«Mai visto niente del genere, di questa estensione». Così ieri Navi Pillay, capa della commissione di inchiesta delle Nazioni unite sull’offensiva israeliana a Gaza ha sintetizzato i contenuti, durissimi, del rapporto pubblicato pochi giorni fa e presentato ieri a Ginevra.

LE ACCUSE sono dirette: Israele sta commettendo crimini di guerra e contro l’umanità. «Il bilancio di vittime è senza precedenti, i numeri sono incredibili», commenta poi in un’intervista ad al Jazeera. Una tragedia talmente enorme, dice, «da sopraffare la commissione»: doveva produrre 10.700 pagine di rapporto, non sono bastate e ha aggiunto due allegati.

Il rapporto sarà presentato all’Assemblea generale dell’Onu con l’obiettivo, si immagina, di costringere gli alleati di Israele a prendere misure concrete, che vadano al di là di condanne a parole mentre continuano a rimpolpare l’arsenale israeliano di armi.

Armi, spiega la commissione d’inchiesta, che l’esercito di Tel Aviv usa «deliberatamente» per «attacchi intenzionali e diretti contro la popolazione civile», macchiandosi dei crimini di sterminio, omicidio, trattamento crudele e disumano dei palestinesi, volontariamente portati alla fame, e «trasferendo con la forza quasi l’intera popolazione in uno spazio piccolo, insicuro e non vivibile».

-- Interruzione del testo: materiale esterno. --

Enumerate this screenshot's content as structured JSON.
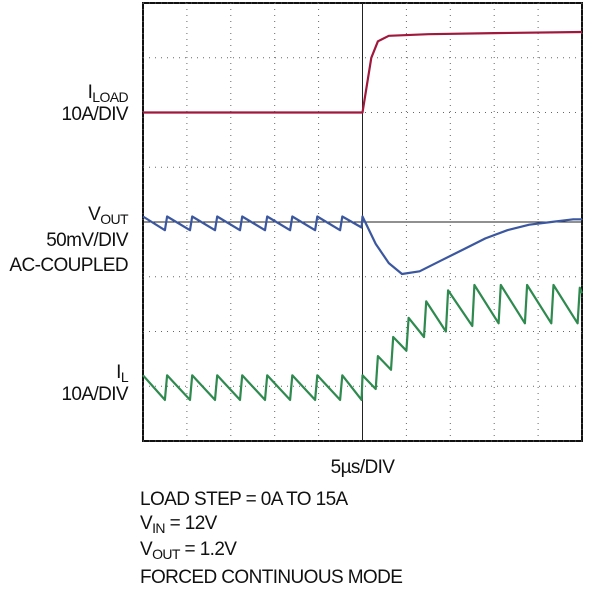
{
  "chart_data": {
    "type": "scope",
    "xlim": [
      0,
      10
    ],
    "ylim": [
      0,
      8
    ],
    "xticks": [
      0,
      1,
      2,
      3,
      4,
      5,
      6,
      7,
      8,
      9,
      10
    ],
    "yticks": [
      0,
      1,
      2,
      3,
      4,
      5,
      6,
      7,
      8
    ],
    "grid": true,
    "time_scale": "5µs/DIV",
    "series": [
      {
        "label": {
          "main": "I",
          "sub": "LOAD"
        },
        "scale": "10A/DIV",
        "color": "#a0183c",
        "x": [
          0,
          5.0,
          5.1,
          5.2,
          5.35,
          5.6,
          6.5,
          8,
          10
        ],
        "values": [
          6.0,
          6.0,
          6.5,
          7.0,
          7.3,
          7.4,
          7.43,
          7.45,
          7.47
        ]
      },
      {
        "label": {
          "main": "V",
          "sub": "OUT"
        },
        "scale": "50mV/DIV",
        "coupling": "AC-COUPLED",
        "color": "#3b57a0",
        "x": [
          0,
          0.5,
          0.55,
          1.07,
          1.12,
          1.64,
          1.69,
          2.21,
          2.26,
          2.78,
          2.83,
          3.35,
          3.4,
          3.92,
          3.97,
          4.49,
          4.54,
          4.98,
          5.0,
          5.3,
          5.6,
          5.9,
          6.3,
          6.8,
          7.3,
          7.8,
          8.3,
          8.8,
          9.3,
          9.8,
          10
        ],
        "values": [
          4.1,
          3.85,
          4.1,
          3.85,
          4.1,
          3.85,
          4.1,
          3.85,
          4.1,
          3.85,
          4.1,
          3.85,
          4.1,
          3.85,
          4.1,
          3.85,
          4.1,
          3.9,
          4.1,
          3.6,
          3.25,
          3.05,
          3.1,
          3.3,
          3.5,
          3.7,
          3.85,
          3.95,
          4.0,
          4.05,
          4.05
        ]
      },
      {
        "label": {
          "main": "I",
          "sub": "L"
        },
        "scale": "10A/DIV",
        "color": "#2e8a4e",
        "x": [
          0,
          0.5,
          0.55,
          1.07,
          1.12,
          1.64,
          1.69,
          2.21,
          2.26,
          2.78,
          2.83,
          3.35,
          3.4,
          3.92,
          3.97,
          4.49,
          4.54,
          4.98,
          5.0,
          5.3,
          5.35,
          5.65,
          5.7,
          6.0,
          6.05,
          6.4,
          6.45,
          6.9,
          6.95,
          7.5,
          7.55,
          8.1,
          8.15,
          8.7,
          8.75,
          9.3,
          9.35,
          9.9,
          9.95,
          10
        ],
        "values": [
          1.2,
          0.75,
          1.2,
          0.75,
          1.2,
          0.75,
          1.2,
          0.75,
          1.2,
          0.75,
          1.2,
          0.75,
          1.2,
          0.75,
          1.2,
          0.75,
          1.2,
          0.75,
          1.2,
          0.95,
          1.55,
          1.3,
          1.9,
          1.65,
          2.25,
          1.9,
          2.55,
          2.0,
          2.75,
          2.1,
          2.85,
          2.15,
          2.85,
          2.15,
          2.85,
          2.15,
          2.85,
          2.15,
          2.8,
          2.7
        ]
      }
    ],
    "notes": [
      {
        "main": "LOAD STEP = 0A TO 15A"
      },
      {
        "main": "V",
        "sub": "IN",
        "rest": " = 12V"
      },
      {
        "main": "V",
        "sub": "OUT",
        "rest": " = 1.2V"
      },
      {
        "main": "FORCED CONTINUOUS MODE"
      }
    ]
  }
}
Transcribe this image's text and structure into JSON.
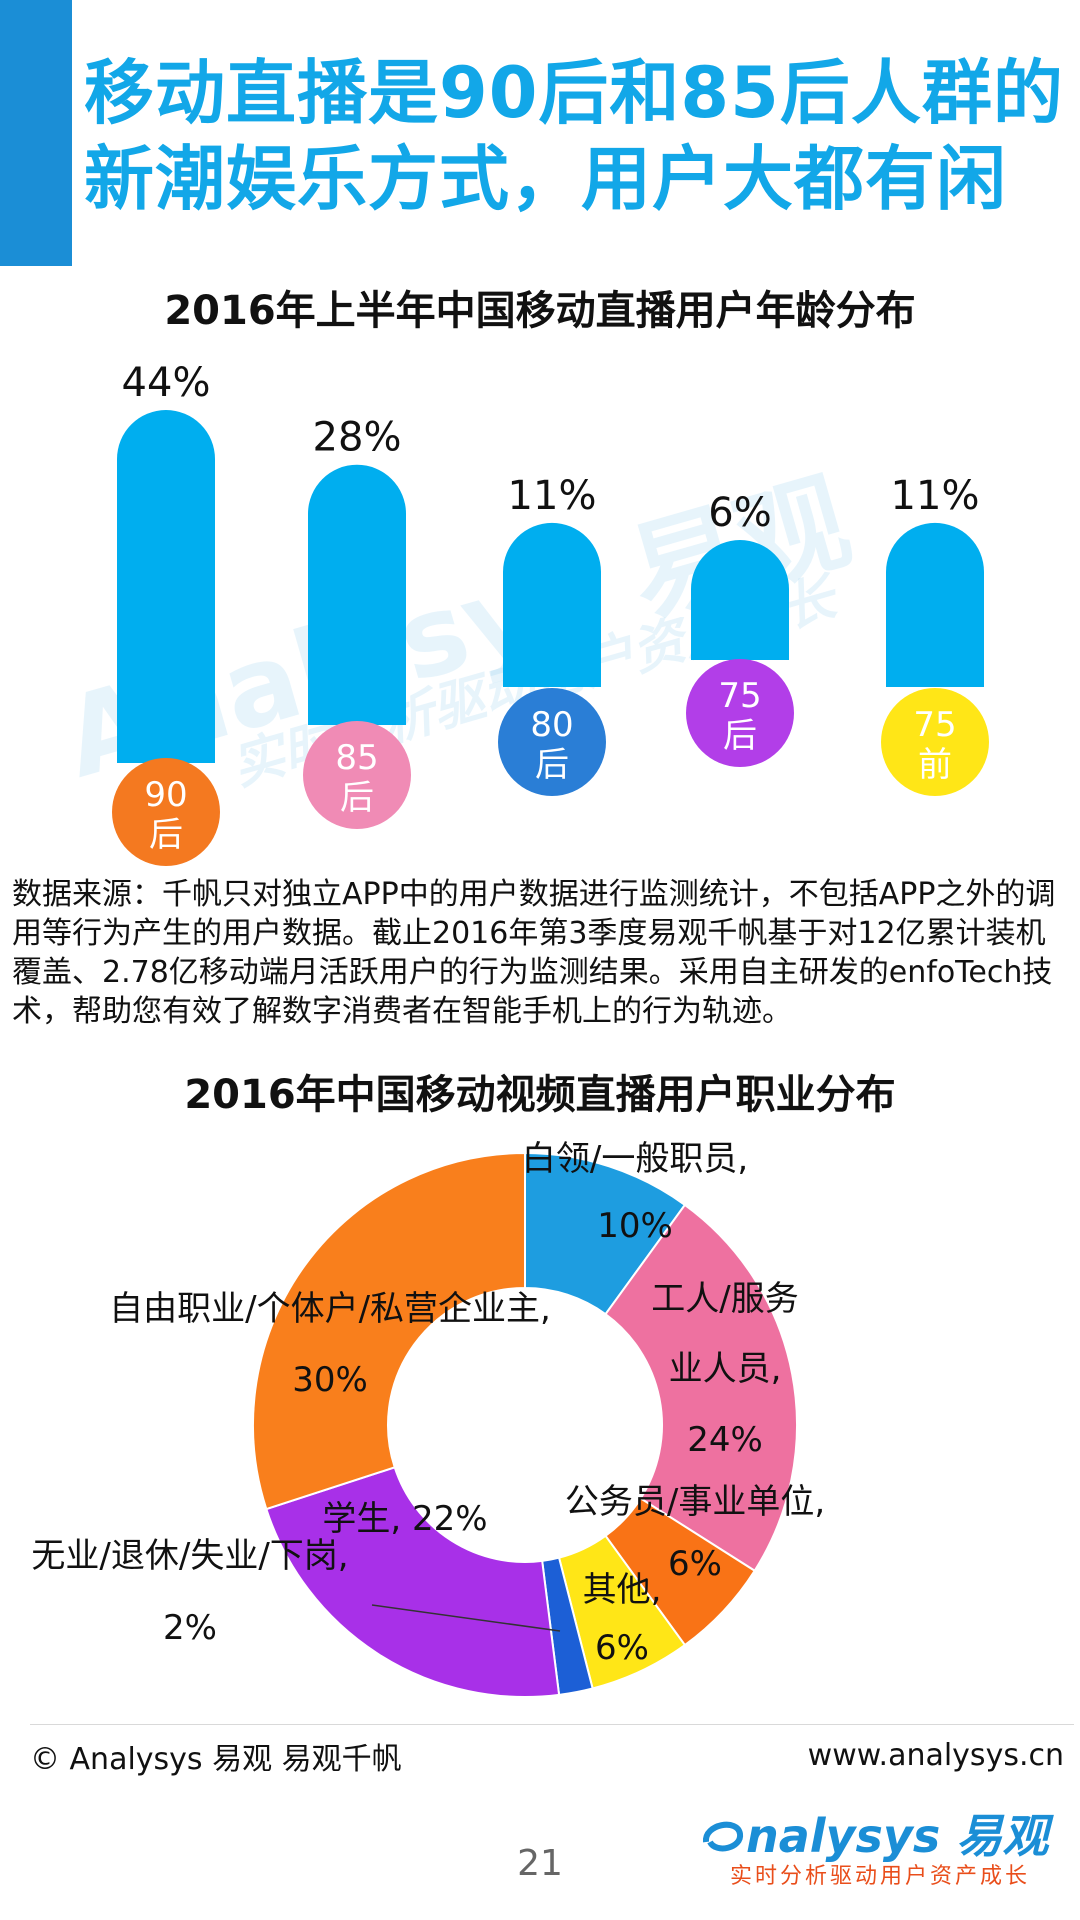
{
  "page": {
    "title": "移动直播是90后和85后人群的新潮娱乐方式，用户大都有闲",
    "source_note": "数据来源：千帆只对独立APP中的用户数据进行监测统计，不包括APP之外的调用等行为产生的用户数据。截止2016年第3季度易观千帆基于对12亿累计装机覆盖、2.78亿移动端月活跃用户的行为监测结果。采用自主研发的enfoTech技术，帮助您有效了解数字消费者在智能手机上的行为轨迹。",
    "copyright": "© Analysys 易观 易观千帆",
    "website": "www.analysys.cn",
    "brand_name": "nalysys",
    "brand_cn": "易观",
    "brand_tagline": "实时分析驱动用户资产成长",
    "watermark_brand": "Analysys 易观",
    "watermark_tagline": "实时分析驱动用户资产成长",
    "page_number": "21"
  },
  "colors": {
    "accent": "#1b8ed6",
    "title": "#12a7e8",
    "bar": "#00aeef"
  },
  "chart_data": [
    {
      "type": "bar",
      "title": "2016年上半年中国移动直播用户年龄分布",
      "categories": [
        "90后",
        "85后",
        "80后",
        "75后",
        "75前"
      ],
      "values": [
        44,
        28,
        11,
        6,
        11
      ],
      "value_labels": [
        "44%",
        "28%",
        "11%",
        "6%",
        "11%"
      ],
      "category_colors": [
        "#f47920",
        "#f08bb5",
        "#2a7ed6",
        "#b23ee8",
        "#ffe617"
      ],
      "category_text_colors": [
        "#ffffff",
        "#ffffff",
        "#ffffff",
        "#ffffff",
        "#ffffff"
      ],
      "bar_color": "#00aeef",
      "grid": false
    },
    {
      "type": "pie",
      "style": "donut",
      "title": "2016年中国移动视频直播用户职业分布",
      "slices": [
        {
          "label": "白领/一般职员,",
          "value": 10,
          "value_label": "10%",
          "color": "#1e9de0"
        },
        {
          "label": "工人/服务业人员,",
          "value": 24,
          "value_label": "24%",
          "color": "#ee71a0"
        },
        {
          "label": "公务员/事业单位,",
          "value": 6,
          "value_label": "6%",
          "color": "#f97316"
        },
        {
          "label": "其他,",
          "value": 6,
          "value_label": "6%",
          "color": "#ffe617"
        },
        {
          "label": "无业/退休/失业/下岗,",
          "value": 2,
          "value_label": "2%",
          "color": "#1c5fd6"
        },
        {
          "label": "学生,",
          "value": 22,
          "value_label": "22%",
          "color": "#a830e8"
        },
        {
          "label": "自由职业/个体户/私营企业主,",
          "value": 30,
          "value_label": "30%",
          "color": "#f97f1c"
        }
      ]
    }
  ]
}
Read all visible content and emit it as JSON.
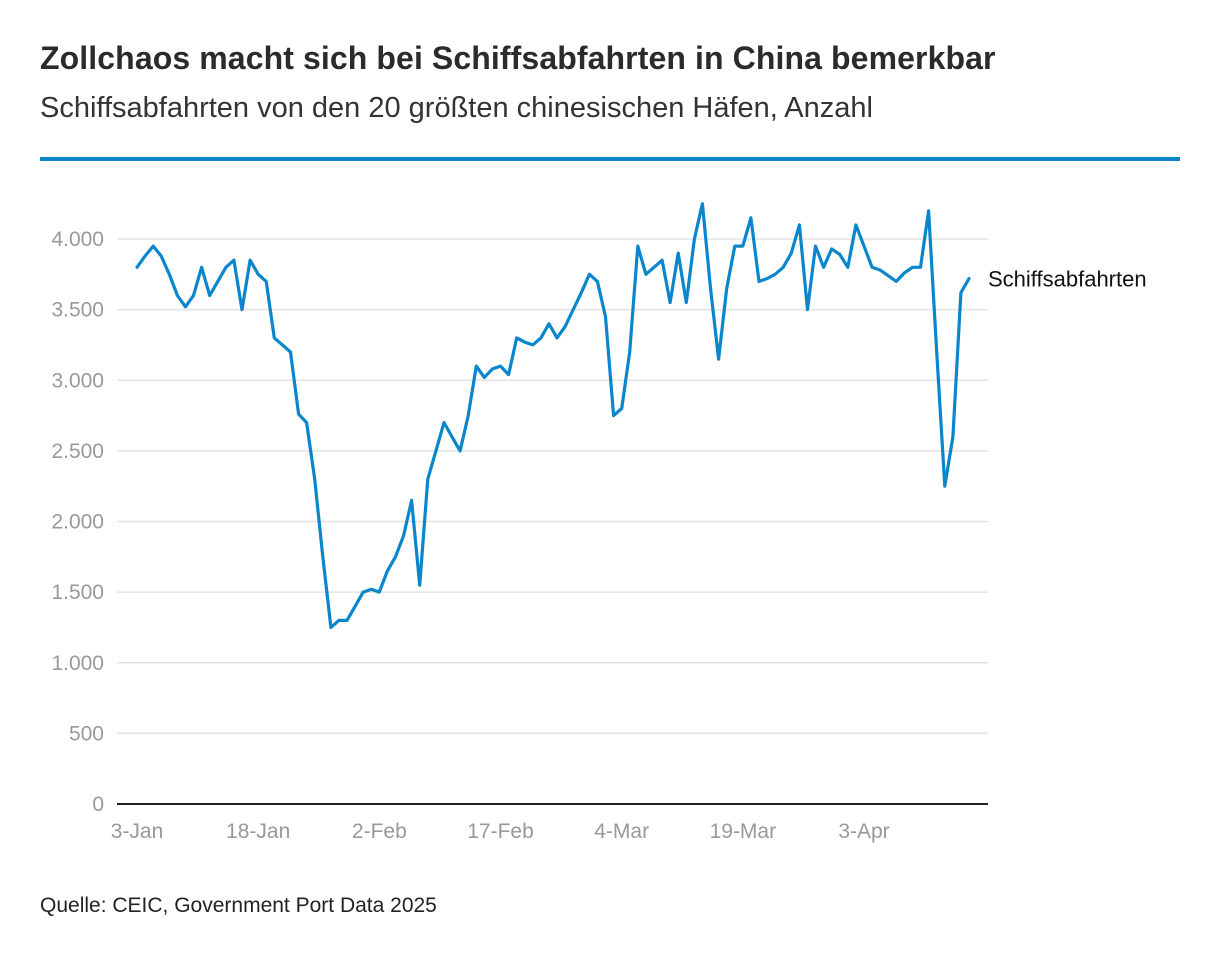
{
  "header": {
    "title": "Zollchaos macht sich bei Schiffsabfahrten in China bemerkbar",
    "subtitle": "Schiffsabfahrten von den 20 größten chinesischen Häfen, Anzahl"
  },
  "footer": {
    "source": "Quelle: CEIC, Government Port Data 2025"
  },
  "colors": {
    "accent": "#0a86cc",
    "line": "#0a86cc",
    "grid": "#e3e3e3",
    "tick": "#999999"
  },
  "chart_data": {
    "type": "line",
    "title": "",
    "xlabel": "",
    "ylabel": "",
    "ylim": [
      0,
      4300
    ],
    "yticks": [
      {
        "value": 0,
        "label": "0"
      },
      {
        "value": 500,
        "label": "500"
      },
      {
        "value": 1000,
        "label": "1.000"
      },
      {
        "value": 1500,
        "label": "1.500"
      },
      {
        "value": 2000,
        "label": "2.000"
      },
      {
        "value": 2500,
        "label": "2.500"
      },
      {
        "value": 3000,
        "label": "3.000"
      },
      {
        "value": 3500,
        "label": "3.500"
      },
      {
        "value": 4000,
        "label": "4.000"
      }
    ],
    "xticks": [
      {
        "day": 0,
        "label": "3-Jan"
      },
      {
        "day": 15,
        "label": "18-Jan"
      },
      {
        "day": 30,
        "label": "2-Feb"
      },
      {
        "day": 45,
        "label": "17-Feb"
      },
      {
        "day": 60,
        "label": "4-Mar"
      },
      {
        "day": 75,
        "label": "19-Mar"
      },
      {
        "day": 90,
        "label": "3-Apr"
      }
    ],
    "grid": true,
    "series": [
      {
        "name": "Schiffsabfahrten",
        "points": [
          [
            0,
            3800
          ],
          [
            1,
            3880
          ],
          [
            2,
            3950
          ],
          [
            3,
            3880
          ],
          [
            4,
            3750
          ],
          [
            5,
            3600
          ],
          [
            6,
            3520
          ],
          [
            7,
            3600
          ],
          [
            8,
            3800
          ],
          [
            9,
            3600
          ],
          [
            10,
            3700
          ],
          [
            11,
            3800
          ],
          [
            12,
            3850
          ],
          [
            13,
            3500
          ],
          [
            14,
            3850
          ],
          [
            15,
            3750
          ],
          [
            16,
            3700
          ],
          [
            17,
            3300
          ],
          [
            18,
            3250
          ],
          [
            19,
            3200
          ],
          [
            20,
            2760
          ],
          [
            21,
            2700
          ],
          [
            22,
            2300
          ],
          [
            23,
            1750
          ],
          [
            24,
            1250
          ],
          [
            25,
            1300
          ],
          [
            26,
            1300
          ],
          [
            27,
            1400
          ],
          [
            28,
            1500
          ],
          [
            29,
            1520
          ],
          [
            30,
            1500
          ],
          [
            31,
            1650
          ],
          [
            32,
            1750
          ],
          [
            33,
            1900
          ],
          [
            34,
            2150
          ],
          [
            35,
            1550
          ],
          [
            36,
            2300
          ],
          [
            37,
            2500
          ],
          [
            38,
            2700
          ],
          [
            39,
            2600
          ],
          [
            40,
            2500
          ],
          [
            41,
            2750
          ],
          [
            42,
            3100
          ],
          [
            43,
            3020
          ],
          [
            44,
            3080
          ],
          [
            45,
            3100
          ],
          [
            46,
            3040
          ],
          [
            47,
            3300
          ],
          [
            48,
            3270
          ],
          [
            49,
            3250
          ],
          [
            50,
            3300
          ],
          [
            51,
            3400
          ],
          [
            52,
            3300
          ],
          [
            53,
            3380
          ],
          [
            54,
            3500
          ],
          [
            55,
            3620
          ],
          [
            56,
            3750
          ],
          [
            57,
            3700
          ],
          [
            58,
            3450
          ],
          [
            59,
            2750
          ],
          [
            60,
            2800
          ],
          [
            61,
            3200
          ],
          [
            62,
            3950
          ],
          [
            63,
            3750
          ],
          [
            64,
            3800
          ],
          [
            65,
            3850
          ],
          [
            66,
            3550
          ],
          [
            67,
            3900
          ],
          [
            68,
            3550
          ],
          [
            69,
            4000
          ],
          [
            70,
            4250
          ],
          [
            71,
            3650
          ],
          [
            72,
            3150
          ],
          [
            73,
            3650
          ],
          [
            74,
            3950
          ],
          [
            75,
            3950
          ],
          [
            76,
            4150
          ],
          [
            77,
            3700
          ],
          [
            78,
            3720
          ],
          [
            79,
            3750
          ],
          [
            80,
            3800
          ],
          [
            81,
            3900
          ],
          [
            82,
            4100
          ],
          [
            83,
            3500
          ],
          [
            84,
            3950
          ],
          [
            85,
            3800
          ],
          [
            86,
            3930
          ],
          [
            87,
            3890
          ],
          [
            88,
            3800
          ],
          [
            89,
            4100
          ],
          [
            90,
            3950
          ],
          [
            91,
            3800
          ],
          [
            92,
            3780
          ],
          [
            93,
            3740
          ],
          [
            94,
            3700
          ],
          [
            95,
            3760
          ],
          [
            96,
            3800
          ],
          [
            97,
            3800
          ],
          [
            98,
            4200
          ],
          [
            99,
            3200
          ],
          [
            100,
            2250
          ],
          [
            101,
            2600
          ],
          [
            102,
            3620
          ],
          [
            103,
            3720
          ]
        ]
      }
    ],
    "legend": "series label at line end (right)"
  }
}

A ciò si aggiungono «violenze sessuali e di genere commesse dalle forze israeliane con l’obiettivo di umiliare e subordinare ulteriormente la comunità palestinese». Violenze perpetrate sia contro le donne sia contro gli uomini. Dello stesso crimine, la violenza sessuale, sono accusati i gruppi armati palestinesi, a partire da Hamas, commessa «in particolare contro le donne» durante l’attacco del 7 ottobre. A questi, dice Pillay, si aggiungono i crimini di omicidio, attacchi contro civili, torture e presa di ostaggi.

DA CAPA della commissione per i Territori occupati, Pillay cita anche la Cisgiordania descrivendo un’ondata di violenza senza precedenti, confermata ieri dall’ennesimo rogo di alberi di ulivo palestinesi da parte di gruppi di coloni, a devastare un’economia già totalmente supina a quella israeliana e da mesi svuotata di mezzi di sostentamento.

Quanto detto ieri a Ginevra non è nuovo. Sono le stesse conclusioni a cui sono giunte, in tempi e con modalità diverse, la Corte internazionale di Giustizia e la procura della Corte penale internazionale, i massimi tribunali del pianeta, rimasti inascoltati.

Ieri, dopotutto, a Gaza è stato un giorno come i 257 precedenti. Un bombardamento israeliano ha centrato una casa nel quartiere Sabra di Gaza City, un altro il quartiere di Zeitoun: nel pomeriggio non c’era ancora un bilancio certo. Si conosce quello del raid che ha colpito al-Mawasi, trasformata da comunità beduina a tendopoli. Come accaduto a Tal al-Sultan a maggio, l’attacco su una presunta «zona sicura» ha incendiatole tende, otto gli uccisi. «Siamo stati colpiti in un’area che doveva essere sicura – racconta ai giornalisti un’anziana, Fatima al-Qiq – I bambini stavano dormendo».

È successo di notte: i carri armati israeliani si sono spinti verso Rafah ovest, coperti dall’aviazione, il fuoco è finito sulle tende di al-Mawasi. Tanti sono fuggiti in preda al panico. Ieri sera nove palestinesi una bomba israeliana ha preso di mira un gruppo di persone in attesa degli aiuti umanitari, a poca distanza da Kerem Shalom, sulla strada che domenica l’esercito aveva promesso di non colpire per 11 ore al giorno: nove uccisi. Il bilancio delle vittime palestinesi dal 7 ottobre sale a 37.396, a cui si aggiungono oltre 10mila dispersi.

NON C’È TREGUA a Gaza con quel che resta della Striscia preda da otto mesi di una presunta strategia militare riassunta – lo ha rifatto ieri il primo ministro Netanyahu – in un punto apparentemente chiaro: la distruzione di Hamas.

Stava scritto così nello scarno comunicato del premier, a smentire il portavoce dell’esercito Hagari che poche ore prima aveva detto quello che sanno tutti: Hamas non sarà distrutto, dire il contrario «è lanciare sabbia negli occhi dell’opinione pubblica». Quel che può essere distrutto, e lo è ogni giorno, è Gaza, l’unica terribile «missione compiuta» che finora Netanyahu può intestarsi.